The third option is “Buenos Aires Boulevard” — with Europe copying Argentina’s financial crisis of a decade ago, and allowing the likes of Greece to devalue and default. Anathma in the corridors of power in Brussels and Athens (and still opposed by the majority of Greeks), but as Larry points out:
…unless policymakers in Europe can offer their citizens something more enticing than endless austerity, a stroll down Buenos Aires Boulevard will become increasingly enticing.
Asian stock markets were bruised by Europe’s woes today.
Heavy selling in Japan drove the Nikkei down by 1.7%, or 167 points, to 9471. The selloff was led by exporters such as TDK and Nikon (for whom Europe is a key market) and banks.
The rise in Spanish bond yields last week has alarmed traders. Fumiyuki Nakanishi, general manager of investment and research at SMBC Friend Securities, told Reuters that:
Even after the European Central Bank’s liquidity operation earlier this year, the yields of Spain’s government bonds are continuing to rise, which reflects investor doubts over its finances and this concern came to the fore last week.
European markets are calm this morning, though.
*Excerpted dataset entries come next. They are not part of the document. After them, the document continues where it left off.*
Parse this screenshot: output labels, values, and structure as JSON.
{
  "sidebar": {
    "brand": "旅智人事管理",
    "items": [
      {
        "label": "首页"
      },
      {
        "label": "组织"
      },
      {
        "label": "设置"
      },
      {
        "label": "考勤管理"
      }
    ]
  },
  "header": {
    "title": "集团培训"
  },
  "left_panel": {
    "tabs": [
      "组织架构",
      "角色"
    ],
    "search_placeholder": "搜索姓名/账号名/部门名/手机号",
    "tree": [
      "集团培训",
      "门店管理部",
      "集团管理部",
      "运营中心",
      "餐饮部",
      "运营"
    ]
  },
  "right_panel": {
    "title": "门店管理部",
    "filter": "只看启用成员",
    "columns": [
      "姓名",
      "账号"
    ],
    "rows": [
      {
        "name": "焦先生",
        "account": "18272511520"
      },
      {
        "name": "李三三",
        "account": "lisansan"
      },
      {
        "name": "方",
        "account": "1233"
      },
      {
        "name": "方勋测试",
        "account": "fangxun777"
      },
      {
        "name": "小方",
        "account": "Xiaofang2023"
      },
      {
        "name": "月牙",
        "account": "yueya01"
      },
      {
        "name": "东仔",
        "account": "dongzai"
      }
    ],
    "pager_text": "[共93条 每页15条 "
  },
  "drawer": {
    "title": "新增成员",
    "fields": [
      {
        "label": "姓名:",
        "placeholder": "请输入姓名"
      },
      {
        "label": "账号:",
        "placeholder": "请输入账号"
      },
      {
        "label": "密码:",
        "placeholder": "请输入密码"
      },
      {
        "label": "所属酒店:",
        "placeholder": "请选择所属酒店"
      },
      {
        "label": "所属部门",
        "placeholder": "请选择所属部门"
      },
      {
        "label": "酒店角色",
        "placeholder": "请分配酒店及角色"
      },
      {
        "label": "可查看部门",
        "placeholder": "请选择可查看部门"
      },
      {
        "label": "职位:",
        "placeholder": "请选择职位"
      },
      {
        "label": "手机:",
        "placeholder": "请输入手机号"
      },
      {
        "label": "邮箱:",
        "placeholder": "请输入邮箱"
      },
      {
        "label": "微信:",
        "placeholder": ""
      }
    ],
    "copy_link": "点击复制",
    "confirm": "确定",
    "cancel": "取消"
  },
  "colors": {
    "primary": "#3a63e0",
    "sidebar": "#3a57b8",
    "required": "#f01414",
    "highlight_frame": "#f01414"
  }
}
Here’s an early round-up of the main indices:
UK FTSE 100: up 18 points at 5669, + 0.35%
German DAX: down 28 points at 6555, – 0.4%
French CAC: down 0.5 points at 3188, + 0.02%
Spanish IBEX: up 43 points at 7294, + 0.63%
Italian FTSE MIB: up 50 points at 14408, + 0.35%
The euro has fallen against most major currencies this morning, as eurozone debt fears loom over the foreign exchange markets.
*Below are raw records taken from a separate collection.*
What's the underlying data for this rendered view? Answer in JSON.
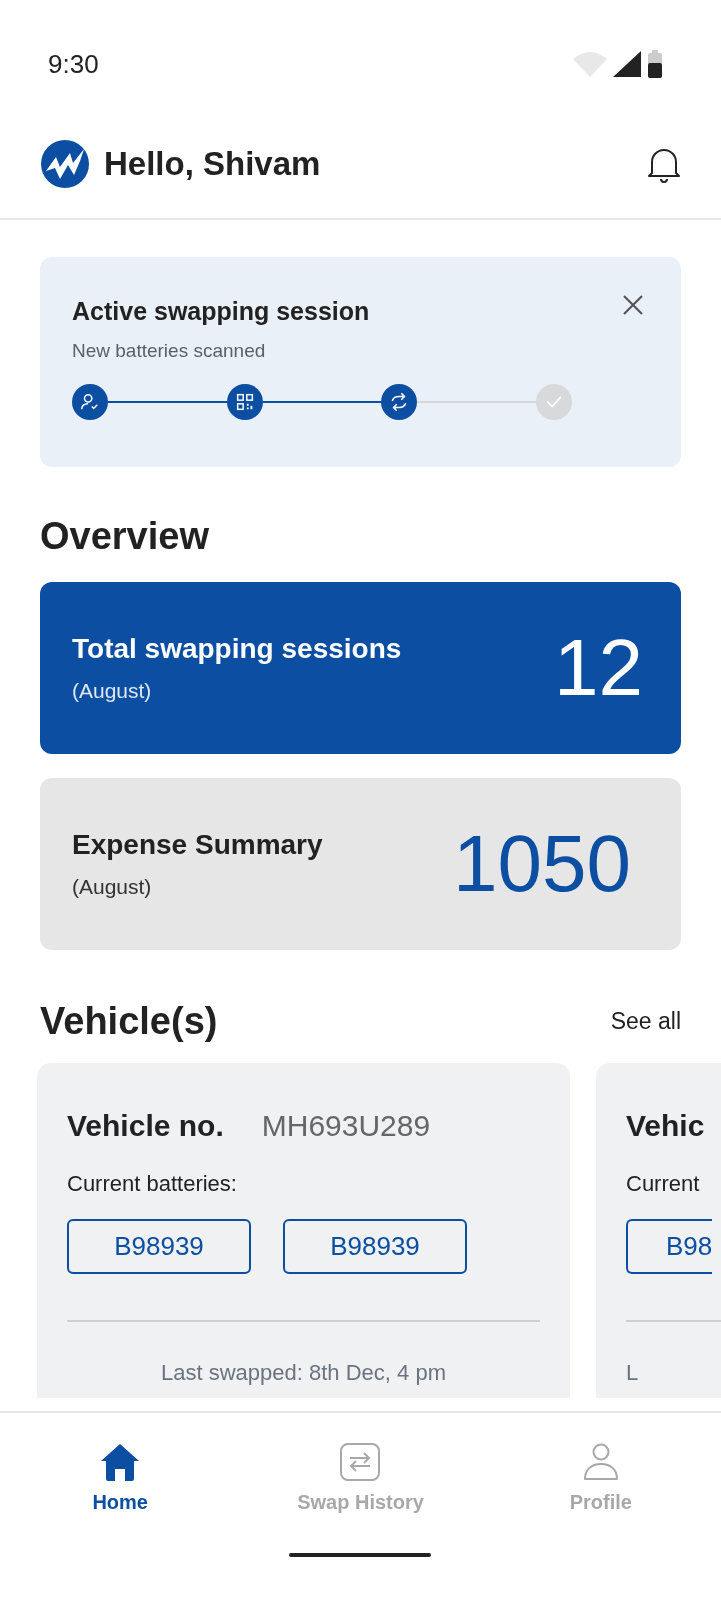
{
  "status_bar": {
    "time": "9:30"
  },
  "header": {
    "greeting": "Hello, Shivam"
  },
  "active_session": {
    "title": "Active swapping session",
    "subtitle": "New batteries scanned",
    "steps": [
      {
        "kind": "user",
        "done": true
      },
      {
        "kind": "qr",
        "done": true
      },
      {
        "kind": "swap",
        "done": true
      },
      {
        "kind": "check",
        "done": false
      }
    ]
  },
  "overview": {
    "title": "Overview",
    "cards": [
      {
        "kind": "primary",
        "label": "Total swapping sessions",
        "period": "(August)",
        "value": "12"
      },
      {
        "kind": "secondary",
        "label": "Expense Summary",
        "period": "(August)",
        "value": "1050"
      }
    ]
  },
  "vehicles": {
    "title": "Vehicle(s)",
    "see_all": "See all",
    "cards": [
      {
        "label": "Vehicle no.",
        "number": "MH693U289",
        "batteries_label": "Current batteries:",
        "batteries": [
          "B98939",
          "B98939"
        ],
        "last_swapped": "Last swapped: 8th Dec, 4 pm"
      },
      {
        "label": "Vehic",
        "batteries_label": "Current",
        "batteries": [
          "B98"
        ],
        "last_swapped": "L"
      }
    ]
  },
  "bottom_nav": [
    {
      "kind": "home",
      "label": "Home",
      "selected": true
    },
    {
      "kind": "swap",
      "label": "Swap History",
      "selected": false
    },
    {
      "kind": "profile",
      "label": "Profile",
      "selected": false
    }
  ]
}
Sterling rose to €1.2182, its highest level since September 2010. That means one euro is worth 82.09p.
Against the dollar, the euro slipped below the $1.30 mark for the first time since mid-February, and also hit a two month low against the yen.
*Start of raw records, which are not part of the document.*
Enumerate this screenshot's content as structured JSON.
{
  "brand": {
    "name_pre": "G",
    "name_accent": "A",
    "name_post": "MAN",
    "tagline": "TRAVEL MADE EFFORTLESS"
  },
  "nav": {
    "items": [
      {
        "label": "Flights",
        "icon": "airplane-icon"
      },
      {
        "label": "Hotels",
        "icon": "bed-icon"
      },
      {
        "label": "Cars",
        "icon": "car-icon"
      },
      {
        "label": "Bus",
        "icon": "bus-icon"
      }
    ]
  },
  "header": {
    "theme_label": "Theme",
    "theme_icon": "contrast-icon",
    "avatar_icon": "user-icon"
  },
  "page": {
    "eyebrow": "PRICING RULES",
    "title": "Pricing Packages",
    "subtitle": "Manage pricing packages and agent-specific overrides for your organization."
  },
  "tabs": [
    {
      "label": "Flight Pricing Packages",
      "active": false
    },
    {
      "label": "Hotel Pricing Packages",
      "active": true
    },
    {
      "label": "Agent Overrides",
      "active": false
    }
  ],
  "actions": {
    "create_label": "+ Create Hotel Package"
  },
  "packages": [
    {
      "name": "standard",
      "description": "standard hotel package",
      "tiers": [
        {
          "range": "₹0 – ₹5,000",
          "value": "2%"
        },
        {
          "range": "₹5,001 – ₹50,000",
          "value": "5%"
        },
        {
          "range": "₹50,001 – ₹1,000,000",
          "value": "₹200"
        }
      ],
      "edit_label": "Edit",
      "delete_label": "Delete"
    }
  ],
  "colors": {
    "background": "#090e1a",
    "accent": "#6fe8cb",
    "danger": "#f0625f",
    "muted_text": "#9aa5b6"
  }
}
And while the euro slides, Spanish bonds are also being hit. The yield (effectively the interest rate) on the 10-year Spanish bond has jumped over the 6% mark this morning, to 6.09% at pixel time.
Italian bond yields have also risen, with the 10-year yield nudging 5.62%.
German bonds, through, are in demand, driving down the yield on the 10-year bund to a new record low of just 1.628%.
These are all signs that the crisis is heating up again. As Brenda Kelly, senior market strategist at CMC Markets, comments:
The pressure on its bond yields and over-dependence on ECB funding is adding to the mounting evidence that Spain will in fact need a bailout.
This has reignited the fears that should this occur, that the Euro zone will be courting disaster with what is deemed by the markets an insufficient firewall, particularly if Italy follows suit.
It’s a pretty quiet agenda today. We get the latest eurozone trade data this morning, and the details of the European Central Bank’s bond purchases this afternoon. US retail sales data could move the markets this afternoon:
• Eurozone trade balance for February: 10am BST / 11am CET
• US advance retail sales for March: 1.30pm BST / 8.30am EST
• ECB announces bond purchases for last week: 2.30pm BST / 3.30pm CET
In the bond markets, France and the Netherlands are holding debt sales this morning.
And the announcement of the next leader of the World Bank should also come this afternoon.
Good morning, and welcome to our rolling coverage of the eurozone financial crisis.
It’s an edgy Monday morning, as fears over Spain’s financial position grow. Spanish and Italian bond yields will be closely watched today, for signs that investors are driving up borrowing costs again.
The euro has already come under pressure – hitting a 19-month low against the pound (of which more shortly).
Meanwhile, the crisis continues to dominate France’s presidential race. Nicolas Sarkozy declared yesterday that (if re-elected) he would push the European Central Bank to do more to support economic growth. François Hollande, though, continues to lead the polling.